Hinaus in den Regen, die Straße hinunter, weiter in Richtung des Kanals ging sie. Sie ging gemächlich. Dass ihr braunes Haar in Windeseile nass an ihren Schultern und in wenigen Strähnen auch in ihrem Gesicht klebte, störte sie gar nicht weiter. Auf der anderen Straßenseite erblickte sie eine alte Bekannte. Das Gesicht der Frau war verzerrt, ihr Mund weit aufgerissen, als sie ihr heftig zuwinkte. Sie lächelte und nickte der Frau knapp zu, bevor sie sich abwandte und weiterging. Sie wollte etwas Summen. Eine alte Melodie, die sie an ihre Jugend erinnerte. Doch der Ton blieb ihr im Hals stecken. Sie schreckte ein paar Tauben im Umfeld auf, als sie sich auf einer Parkbank niederließ. Beinahe hätten es die Tauben geschafft, sie aufzuschrecken. Viel zu lang war sie nicht mehr draußen gewesen. Es war, als hätte die Welt seit dem Unfall ihren Reiz verloren.

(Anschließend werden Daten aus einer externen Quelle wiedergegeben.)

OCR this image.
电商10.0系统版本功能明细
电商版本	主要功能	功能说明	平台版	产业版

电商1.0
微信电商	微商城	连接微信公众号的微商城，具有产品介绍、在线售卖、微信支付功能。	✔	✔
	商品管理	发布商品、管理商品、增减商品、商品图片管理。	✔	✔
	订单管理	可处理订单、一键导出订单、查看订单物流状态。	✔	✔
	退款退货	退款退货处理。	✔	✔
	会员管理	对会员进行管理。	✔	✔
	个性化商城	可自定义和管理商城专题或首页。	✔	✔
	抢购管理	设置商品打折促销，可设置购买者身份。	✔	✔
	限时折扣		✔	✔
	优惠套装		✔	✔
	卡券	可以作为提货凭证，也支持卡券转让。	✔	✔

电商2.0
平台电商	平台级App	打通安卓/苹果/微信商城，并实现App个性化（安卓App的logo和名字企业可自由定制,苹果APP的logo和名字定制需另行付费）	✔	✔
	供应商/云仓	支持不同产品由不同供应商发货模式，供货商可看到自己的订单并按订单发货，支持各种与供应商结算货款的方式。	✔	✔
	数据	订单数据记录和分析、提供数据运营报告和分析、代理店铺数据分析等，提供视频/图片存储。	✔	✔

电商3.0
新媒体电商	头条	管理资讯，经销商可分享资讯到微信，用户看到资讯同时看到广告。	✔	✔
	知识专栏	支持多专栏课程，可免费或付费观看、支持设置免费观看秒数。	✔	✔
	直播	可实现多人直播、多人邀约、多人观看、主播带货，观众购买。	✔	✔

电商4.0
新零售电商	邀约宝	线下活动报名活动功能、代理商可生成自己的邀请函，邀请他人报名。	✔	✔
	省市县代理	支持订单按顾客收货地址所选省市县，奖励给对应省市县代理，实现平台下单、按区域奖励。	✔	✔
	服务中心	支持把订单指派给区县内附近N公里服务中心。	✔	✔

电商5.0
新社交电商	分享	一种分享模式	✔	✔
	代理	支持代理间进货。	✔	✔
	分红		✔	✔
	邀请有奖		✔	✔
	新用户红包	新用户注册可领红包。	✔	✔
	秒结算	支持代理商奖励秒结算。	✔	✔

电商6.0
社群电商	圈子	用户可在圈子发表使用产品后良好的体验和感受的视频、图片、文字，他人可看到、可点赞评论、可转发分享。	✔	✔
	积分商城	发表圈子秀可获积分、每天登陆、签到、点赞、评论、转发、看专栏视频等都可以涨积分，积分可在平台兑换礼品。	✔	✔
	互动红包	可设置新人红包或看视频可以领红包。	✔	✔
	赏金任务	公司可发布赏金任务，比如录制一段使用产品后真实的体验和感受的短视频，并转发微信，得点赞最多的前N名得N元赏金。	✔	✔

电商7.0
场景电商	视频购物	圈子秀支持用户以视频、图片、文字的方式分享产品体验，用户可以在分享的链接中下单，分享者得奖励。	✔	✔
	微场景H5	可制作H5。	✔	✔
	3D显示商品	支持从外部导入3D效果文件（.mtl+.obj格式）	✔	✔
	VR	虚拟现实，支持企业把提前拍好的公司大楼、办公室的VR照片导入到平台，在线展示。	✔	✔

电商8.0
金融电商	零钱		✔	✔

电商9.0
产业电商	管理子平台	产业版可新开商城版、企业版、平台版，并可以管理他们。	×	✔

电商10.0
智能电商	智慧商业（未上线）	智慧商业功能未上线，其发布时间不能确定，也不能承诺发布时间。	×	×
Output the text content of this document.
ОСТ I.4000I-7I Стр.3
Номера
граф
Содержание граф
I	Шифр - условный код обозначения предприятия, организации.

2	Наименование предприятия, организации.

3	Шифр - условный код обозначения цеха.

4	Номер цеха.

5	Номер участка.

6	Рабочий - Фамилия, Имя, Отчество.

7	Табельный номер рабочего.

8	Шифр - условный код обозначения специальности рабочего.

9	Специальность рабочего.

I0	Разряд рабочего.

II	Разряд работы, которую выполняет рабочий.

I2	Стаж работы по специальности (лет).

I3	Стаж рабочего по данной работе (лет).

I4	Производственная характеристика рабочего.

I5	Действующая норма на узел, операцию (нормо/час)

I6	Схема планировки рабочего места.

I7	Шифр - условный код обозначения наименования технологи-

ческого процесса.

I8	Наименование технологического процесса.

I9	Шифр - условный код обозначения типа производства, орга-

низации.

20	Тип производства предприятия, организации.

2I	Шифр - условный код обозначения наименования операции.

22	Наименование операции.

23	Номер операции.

Der Regen, der nicht mehr prasselte. Der Wind, der nicht mehr rauschte. Das Laub, das nicht mehr raschelte.
Nun ruhte ihr Blick auf dem Kanal. Das Wasser warf wilde Wellen und ließ ein kleines Papierschiff bedrohlich Schaukeln. Ein Kind musste es am Nachmittag losgeschickt haben. Sie vermisste das Kinderlachen. Ihre Söhne waren längst erwachsen, längst außer Haus. Sie hatte die beiden lange nicht mehr lachen sehen. Die aufgeschreckten Tauben kamen zu ihr zurück, plusterten sich auf, tapsten ungeduldig zu ihren Füßen auf und ab. Lächelnd wandte sie sich vom Wasser ab und betrachtete die Vögel am Boden, ehe sie in ihrer Jackentasche nach ein paar Krümeln fühlte, die sie den Tieren hinwerfen konnte. Hektisch stürzten sich die Vögel auf die wenigen Krumen am Boden, die zwischen Zigarettenstummeln und dem Dreck der belebten Straße aufgekommen waren. Doch die Vögel wirkten dankbar. Sie pickten und schlugen mit den Flügeln und gaben sich zufrieden mit der bescheidenen Gabe. Sie zogen weiter zur nächsten Bank. Eine alte Dame brach gemächlich Stücke von einem vertrockneten Brot ab. Es war ihr gleich. Der Regenschauer lichtete sich einmälig und ihr kam das Gedicht in den Sinn, an dem sie sich des Nachmittags so hatte erfreuen können. Eine Schmach, dass sie das Lesen nicht vollendet hatte. Doch sie kannte das Gedicht in und auswendig. Adler und Taube, eines ihrer liebsten Werke von Goethe. Sie schloss die Augen und atmete tief durch, als sie sich den Rest des Gedichts in den Sinn rufen wollte. Die letzten Verse, die ihr immer klarer vor Augen kamen.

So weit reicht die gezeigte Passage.